Tuesday, December 16, 2014

I Was Addicted


Text. Gotta send that text. Facebook, I've got to connect. Grindr, Tinder who wants my body? Back to Facebook, would you look at that post? He is always posting selifes of himself, how pathetic. Wow look at that! She has been all over the world, I wish that could be me. Instagram, what should I post today... Should I post? No. Not today, but scroll, oh how I love to scroll. Text, let's check that those texts again. No new messages? How could that be, I just checked it five minutes ago, someone's bound to have to tell me something. Snapchat, I've got to send that Snap. Snap, Snap, Snap. Text, back to the text, let me send a message, look at this empire in my inbox, I have so many messages, I have so many messages, I just- STOP!

Whew, how exhausting. Just the thought of a phone gets my mind racing. Look at it though, it's right next to you isn't it? You should check it.

That was my life. I loved my phone, everything about it. I could capture and image and communicate with the world so easily. It was what I needed, it helped me get through the day. Without it I would have surely died. Yet, I didn't die. In fact, I started living.

It was a blessing and a curse, that day, that fateful day when it was taken from me. My entire life in one little expensive devise was stolen, she robbed me blind. At first I hated her, how could she do this to me? Then something happened. I found myself thanking her. She may not know this now, or ever for that matter. I was just some idiot tourist to her, but she changed my life for the better.

The the days after losing my beloved phone I started looking at the world in a different light, one that wasn't photoshopped or cropped into how I wanted to see it, but for what it actually was, or should I say, is. I was forced to observe the scenery around me with nothing more than my own two eyes. No crutches, no distractions other than the guy falling face first into a pile of sand which was hilarious by the way. I was also subjected to being the only one at the dinner table who watched friends who were attached to their phones, those friends who briefly forgot that I even existed.

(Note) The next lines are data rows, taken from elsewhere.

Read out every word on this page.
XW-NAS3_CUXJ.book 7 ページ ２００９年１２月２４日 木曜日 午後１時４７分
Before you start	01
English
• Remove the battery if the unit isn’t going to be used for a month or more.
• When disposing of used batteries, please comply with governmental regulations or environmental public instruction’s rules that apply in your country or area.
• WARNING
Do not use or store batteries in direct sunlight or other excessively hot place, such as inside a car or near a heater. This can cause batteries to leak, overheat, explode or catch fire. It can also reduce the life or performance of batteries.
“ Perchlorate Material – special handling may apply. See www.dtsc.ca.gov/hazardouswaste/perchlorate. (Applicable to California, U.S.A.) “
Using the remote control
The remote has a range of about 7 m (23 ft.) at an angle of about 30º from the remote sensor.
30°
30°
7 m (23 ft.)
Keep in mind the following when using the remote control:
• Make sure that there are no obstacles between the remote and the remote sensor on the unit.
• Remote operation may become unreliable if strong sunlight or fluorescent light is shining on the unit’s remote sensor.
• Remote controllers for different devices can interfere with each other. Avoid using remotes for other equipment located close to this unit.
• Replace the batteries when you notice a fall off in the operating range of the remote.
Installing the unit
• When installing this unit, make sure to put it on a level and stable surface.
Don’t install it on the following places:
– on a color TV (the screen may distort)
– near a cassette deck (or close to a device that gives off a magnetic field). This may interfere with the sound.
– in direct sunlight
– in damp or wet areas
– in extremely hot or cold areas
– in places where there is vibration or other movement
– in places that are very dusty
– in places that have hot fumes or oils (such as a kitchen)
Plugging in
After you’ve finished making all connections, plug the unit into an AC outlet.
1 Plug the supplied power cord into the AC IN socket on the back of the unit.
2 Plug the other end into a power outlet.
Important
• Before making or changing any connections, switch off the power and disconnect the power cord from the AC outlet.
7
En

I love the fact that I will walk onto the street and watch people staring down at their screens and know that I have escaped from it, a humbling feeling. I feel as though I used my phone as a shield, a shield from having to find other ways of entertaining myself, a way to ignore the thoughts that wanted to be noticed.

The last thing I want is for people to think that having a phone is a bad thing because it's not, it's a wonderful thing, but what we forget is how important it is to put the phone down for awhile. Release yourself into the world that is a little less digital because there are opportunities right beside you that are passing you by. All because that phone has you its clutches.

The months that I have lived without a phone has opened me up to the world and to myself. I have had time to ponder what I truly want from life which is more than I have felt in a very long time. Rather than living vicariously through others, I have to live for myself. I've had to make small talk with a stranger at the bar, and think more realistically about me and who I want to be. I can't say that I've discovered myself one hundred percent, but damn it, I'm getting close.

Take a challenge for me will you? If not for me, do it for yourself and you can thank me later, or hate me. Choose one. Forget your phone for just one day. Put it on silent and leave it at the bottom of your bag or on your bed. Go out and sit down at a cafe with nothing more than a couple of bucks and an open mind. Who knows, you might find something about yourself that can't be discovered by an app on your phone. This is you, this is the real you and you are capable of being everything that you want to be. The first step to making that happen is to be you, appreciate you, and leave behind that message you want people to remember when you're gone. Which I can tell you now is not a phone full of lol's and deleted Snapchats.

Like I've already said, I'm searching for myself and am well on my way of releasing all the negative energies that used to consume my life. Honestly, losing my phone was one of the best ways to help me do that.

So do it, a one day challenge.You might rediscover a world you forgot existed.